Blu-ray Disc may have beaten HD-DVD in the pitched battle to be the high-definition optical-drive standard, but in the nearly two years since the format wars ended, Blu-ray has yet to gain any real traction in the desktop computer realm. In fact, Apple has done its best to downplay the relevance of any kind of optical drive in this new world of streaming media – the MacBook Air ships without an internal optical drive, Apple has almost totally ignored its DVD Studio Pro application in the last two Final Cut Studio releases, and the company provides no way of playing Blu-ray-formatted movies on Macs running OS X.
But while Apple hasn’t embraced Blu-ray, a couple of the company’s applications – Final Cut Pro and Compressor – now allow you to create Blu-ray projects and burn them with attached Blu-ray drives.
If you’re thinking of adding a second optical drive for copying DVDs, or if you just want faster burn speeds than your older optical drive can deliver, you might be considering a Blu-ray-capable burner. Apple has yet to offer Blu-ray as either a standard or build-to-order option, but a few third-party companies have been testing the waters and marketing external Blu-ray burners to Mac users. If you own any Mac Pro sold since January 2008, you will have space for a second internal optical drive; unfortunately, Apple doesn’t currently offer a Blu-ray drive as an upgrade option at point of sale.
We recently looked at a handful of new Blu-ray burners: Buffalo’s MediaStation 8x External Blu-ray Writer, the FastMac External Slimline USB 2.0 BD-R 4x Optical Drive, LaCie’s d2 Blu-ray Professional Drive, and the MCE 8x Blu-ray External Recordable Drive.
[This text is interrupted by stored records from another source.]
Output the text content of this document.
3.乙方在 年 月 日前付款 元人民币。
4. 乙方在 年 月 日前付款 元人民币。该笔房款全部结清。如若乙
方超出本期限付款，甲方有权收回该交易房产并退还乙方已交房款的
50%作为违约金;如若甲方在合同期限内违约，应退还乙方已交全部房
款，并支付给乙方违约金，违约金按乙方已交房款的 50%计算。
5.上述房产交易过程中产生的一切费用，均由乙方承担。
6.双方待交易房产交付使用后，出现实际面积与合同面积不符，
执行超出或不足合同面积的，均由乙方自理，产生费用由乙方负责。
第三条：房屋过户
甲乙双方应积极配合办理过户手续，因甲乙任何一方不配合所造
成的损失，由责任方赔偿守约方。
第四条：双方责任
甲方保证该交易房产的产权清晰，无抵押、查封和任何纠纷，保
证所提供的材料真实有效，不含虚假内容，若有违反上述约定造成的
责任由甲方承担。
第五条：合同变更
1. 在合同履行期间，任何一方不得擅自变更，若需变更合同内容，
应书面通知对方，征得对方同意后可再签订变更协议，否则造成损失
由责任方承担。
Read the reviews on the Macworld website (www.macworld.co.uk).
Here are a few tips on what to look for when you go shopping for a Blu-ray drive.
From eSATA to USB 2.0 to FireWire 800 and FireWire 400, we saw a wide variety of connections. Surprisingly, eSATA wasn’t the fastest option on any of the drives we tested. In fact, the USB 2.0 connection on the Buffalo MediaStation was faster than FireWire 800 or 400 on some competing drives. If you haven’t already added an eSATA card to your Mac, a Blu-ray burner is not a good reason to do so.
If you want to burn discs that you can watch on your HD TV using a Blu-ray player, you’ll need software to go with your burner. Roxio offers the High-Def/Blu-ray Disc Plug-in for Toast, a £14.99 plug-in to its £65 Toast 10 Titanium application that lets you burn HD movies for playback. Some external Blu-ray burners come bundled with Toast Titanium.
Even if you don’t envision using Blu-ray technology immediately, an external optical drive will probably be faster than the internal drive you already have. The Blu-ray drives we looked at may also support more media types than your built-in SuperDrive – the iMac we use for burning DVDs in our office, for example, doesn’t support DVD-R (dual layer), only DVD+R (dual layer). Having multiple optical drives makes duplicating optical media easier too.
And finally, Blu-ray media comes in either 25GB single-layer capacity or 50GB dual-layer capacity, which is quite a bit more storage space than the 8.5GB a standard dual-layer DVD holds.
Blu-ray burners cost significantly more than standard DVD burners do right now, but costs are coming down – in fact, between the time the drive makers shipped us their Blu-ray burners and the time we had finished testing them, many of the companies had cut their prices. The discs are also expensive, with spindles of 25GB BD-R media averaging around £3 per disc.
Considering Blu-ray’s pricey hardware and media, as well as its limited support from the operating system, the format’s slow adoption among Mac users is not surprising. However, Blu-ray’s high-capacity media and high-definition capabilities are attracting more users, and with a growing number of companies offering Blu-ray drives and applications to fill the gaps, the rate of adoption should increase, though probably only modestly.